How PDFs thwart your visitors

  1. Large PDF files are slow and expensive to download (time is money and cellular data is expensive). Even a small, efficient PDF would be much smaller and more efficient as HTML
  2. PDFs don’t adapt to screen size — if formatted for letter-sized (or larger) paper, they can’t be easily read or navigated on a phone
  3. You named the PDF poorly (so it can’t be found later)
  4. You linked to it poorly/confusingly (so people don’t know what kind of file they’re dealing with)

It’s too late — the PDF is published or the boss insists on it, despite everything — what’s the damage?

Suppose converting the PDF’s contents to HTML would’ve involved added expense or delay and might’ve compromised aspects of its design…

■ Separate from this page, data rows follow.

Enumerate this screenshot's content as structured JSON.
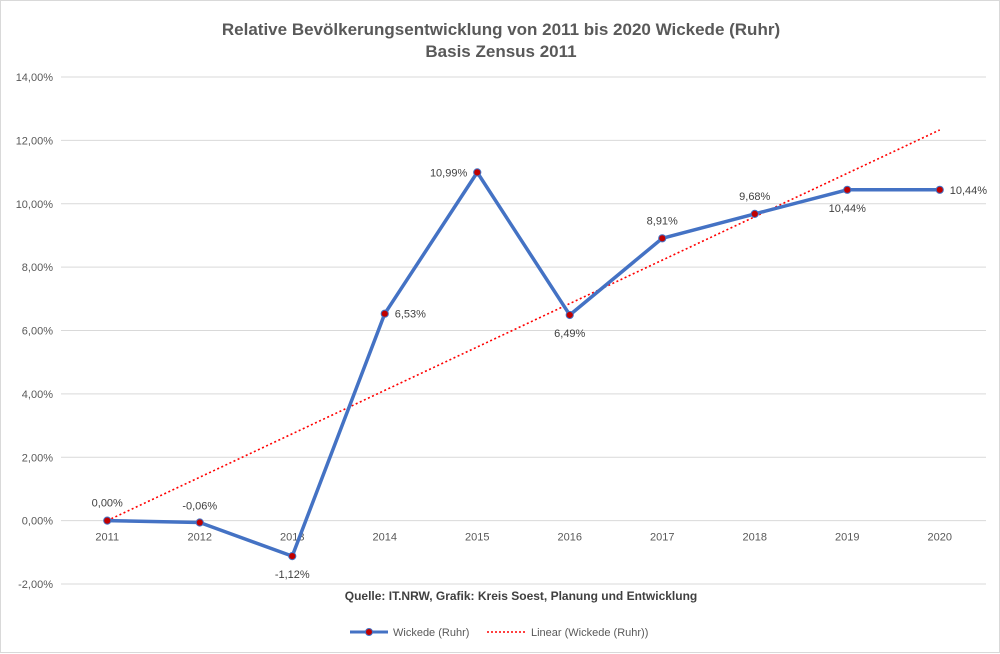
{
  "chart_data": {
    "type": "line",
    "title": "Relative Bevölkerungsentwicklung von 2011 bis 2020 Wickede (Ruhr)",
    "subtitle": "Basis Zensus 2011",
    "source_note": "Quelle: IT.NRW, Grafik: Kreis Soest, Planung und Entwicklung",
    "categories": [
      "2011",
      "2012",
      "2013",
      "2014",
      "2015",
      "2016",
      "2017",
      "2018",
      "2019",
      "2020"
    ],
    "series": [
      {
        "name": "Wickede (Ruhr)",
        "values": [
          0.0,
          -0.06,
          -1.12,
          6.53,
          10.99,
          6.49,
          8.91,
          9.68,
          10.44,
          10.44
        ],
        "labels": [
          "0,00%",
          "-0,06%",
          "-1,12%",
          "6,53%",
          "10,99%",
          "6,49%",
          "8,91%",
          "9,68%",
          "10,44%",
          "10,44%"
        ],
        "color": "#4472c4",
        "marker_color": "#c00000"
      }
    ],
    "trendline": {
      "name": "Linear (Wickede (Ruhr))",
      "type": "linear",
      "start": 0.0,
      "end": 12.33,
      "color": "#ff0000"
    },
    "ylim": [
      -2,
      14
    ],
    "yticks": [
      -2,
      0,
      2,
      4,
      6,
      8,
      10,
      12,
      14
    ],
    "ytick_labels": [
      "-2,00%",
      "0,00%",
      "2,00%",
      "4,00%",
      "6,00%",
      "8,00%",
      "10,00%",
      "12,00%",
      "14,00%"
    ],
    "grid": true,
    "legend_position": "bottom"
  }
}
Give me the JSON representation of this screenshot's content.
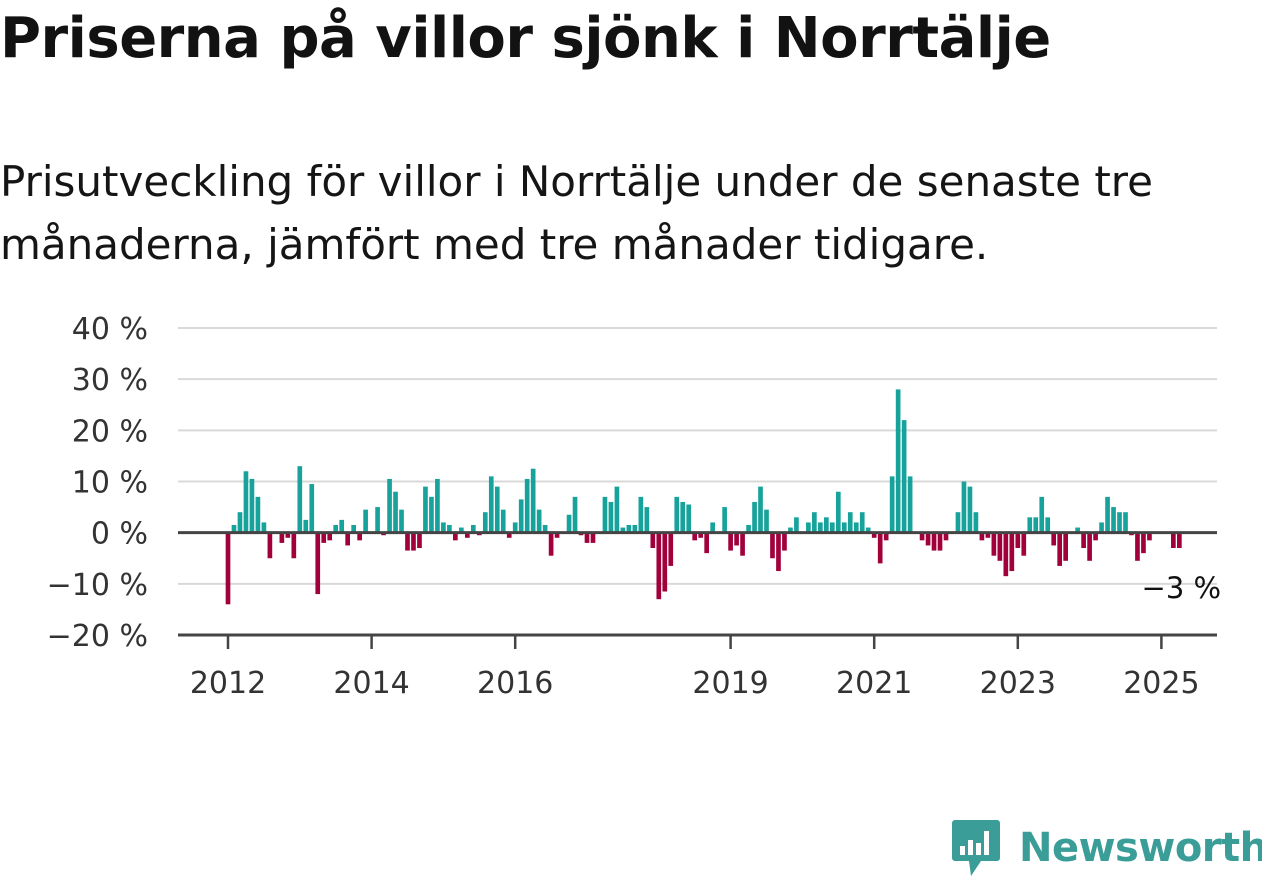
{
  "title": "Priserna på villor sjönk i Norrtälje",
  "subtitle": "Prisutveckling för villor i Norrtälje under de senaste tre månaderna, jämfört med tre månader tidigare.",
  "brand": {
    "name": "Newsworthy",
    "color": "#3a9d98",
    "icon": "bar-chart-speech-bubble-icon"
  },
  "colors": {
    "positive": "#17a29b",
    "negative": "#a1003b",
    "gridline": "#d9d9d9",
    "zeroline": "#444444",
    "text": "#333333"
  },
  "chart_data": {
    "type": "bar",
    "title": "",
    "xlabel": "",
    "ylabel": "",
    "ylim": [
      -20,
      40
    ],
    "y_ticks": [
      {
        "value": 40,
        "label": "40 %"
      },
      {
        "value": 30,
        "label": "30 %"
      },
      {
        "value": 20,
        "label": "20 %"
      },
      {
        "value": 10,
        "label": "10 %"
      },
      {
        "value": 0,
        "label": "0 %"
      },
      {
        "value": -10,
        "label": "−10 %"
      },
      {
        "value": -20,
        "label": "−20 %"
      }
    ],
    "x_ticks": [
      {
        "year": 2012,
        "label": "2012"
      },
      {
        "year": 2014,
        "label": "2014"
      },
      {
        "year": 2016,
        "label": "2016"
      },
      {
        "year": 2019,
        "label": "2019"
      },
      {
        "year": 2021,
        "label": "2021"
      },
      {
        "year": 2023,
        "label": "2023"
      },
      {
        "year": 2025,
        "label": "2025"
      }
    ],
    "start_month": "2012-01",
    "grid": true,
    "last_value_label": "−3 %",
    "values": [
      -14,
      1.5,
      4,
      12,
      10.5,
      7,
      2,
      -5,
      0,
      -2,
      -1,
      -5,
      13,
      2.5,
      9.5,
      -12,
      -2,
      -1.5,
      1.5,
      2.5,
      -2.5,
      1.5,
      -1.5,
      4.5,
      0,
      5,
      -0.5,
      10.5,
      8,
      4.5,
      -3.5,
      -3.5,
      -3,
      9,
      7,
      10.5,
      2,
      1.5,
      -1.5,
      1,
      -1,
      1.5,
      -0.5,
      4,
      11,
      9,
      4.5,
      -1,
      2,
      6.5,
      10.5,
      12.5,
      4.5,
      1.5,
      -4.5,
      -1,
      0,
      3.5,
      7,
      -0.5,
      -2,
      -2,
      0,
      7,
      6,
      9,
      1,
      1.5,
      1.5,
      7,
      5,
      -3,
      -13,
      -11.5,
      -6.5,
      7,
      6,
      5.5,
      -1.5,
      -1,
      -4,
      2,
      0,
      5,
      -3.5,
      -2.5,
      -4.5,
      1.5,
      6,
      9,
      4.5,
      -5,
      -7.5,
      -3.5,
      1,
      3,
      0,
      2,
      4,
      2,
      3,
      2,
      8,
      2,
      4,
      2,
      4,
      1,
      -1,
      -6,
      -1.5,
      11,
      28,
      22,
      11,
      0,
      -1.5,
      -2.5,
      -3.5,
      -3.5,
      -1.5,
      0,
      4,
      10,
      9,
      4,
      -1.5,
      -1,
      -4.5,
      -5.5,
      -8.5,
      -7.5,
      -3,
      -4.5,
      3,
      3,
      7,
      3,
      -2.5,
      -6.5,
      -5.5,
      0,
      1,
      -3,
      -5.5,
      -1.5,
      2,
      7,
      5,
      4,
      4,
      -0.5,
      -5.5,
      -4,
      -1.5,
      0,
      0,
      0,
      -3,
      -3
    ]
  }
}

  1. What happens next? The file may download to the user’s desktop or downloads directory on a desktop operating system (meaning they have to go find it and open it); it may open directly in the browser; it may open in 3rd-party software (some version of Adobe’s Acrobat Reader (or whatever they’re calling it this month) or Apple’s Preview app); some will find this trivial, others will have no idea what to do. Either way, providing instructions on this is not straightforward and is almost certainly beyond the scope of your website.
  2. You make them search again — the keyword search on your site (or on Google) that brought them to PDF won’t help them find the content they’re after inside the PDF
  3. You make them wait and/or cost them money — the PDF was print-optimized, so it’s 230 MB (with no warning). Mobile users on slow, pricey data plans (a group otherwise known as people with cell phones) will not appreciate this.
  4. You hand them a filing task — the PDF was generically named “June Newsletter.PDF” — stripping it of useful context once it’s been downloaded (there’s no date, organization name, or topic in the filename); worse, the filename exposes your internal editing/revision/approval process (“final newsletter draft rev. 3 final (revised).pdf”).
  5. You’ve turned getting the file into a multi-step task for the visitor — mobile operating systems, in particular, can be confusing when it comes to downloading and saving files.
  6. There was no warning that it was a PDF; in the worse possible case, the link was some variant of “click here…” (see also Your site can use “Click here” links or it can be easy to use — pick one).
  7. Spaces in the PDF’s filename may be rendered as %20, so what people see when they preview your link is “June%20Newsletter%20final-revised2.PDF”; this is unfriendly at best.

This poor visitor to your website already had 137 things to do and just wanted to know what time that thing was tomorrow.

Really, this is just one tiny example of how thinking things through from the perspective of your website’s visitors can improve their experience with your organization.

Everybody else does it — what’s the big deal?

The way to make a site easy to use is by sweating the details. Instead of thinking “I could just upload a PDF!”, work backwards from the end result you want. You’ll usually find that there’s a better, more accessible, more flexible, less-costly way to get there.

Some final thoughts

  • Terrible, hard-to-use, frustrating websites are made of tiny decisions in the form of screw it, I can just post this PDF and move on.
  • Websites that need to be burnt to the ground every 3–5 years are slowly built through all of these little choices. This is economically unsustainable.
  • If you can’t (or choose not to, or haven’t the time to) empathize with those who want or need your website, find someone who does.
  • Websites need champions. They need advocates. They need passion. They don’t need glitzy slide-shows, more social media sharing icons, benign neglect, or bigger logos.

The answer is almost always to convert the contents of your PDF publications to HTML, where they can serve everyone — regardless of the size of the screen they’re using.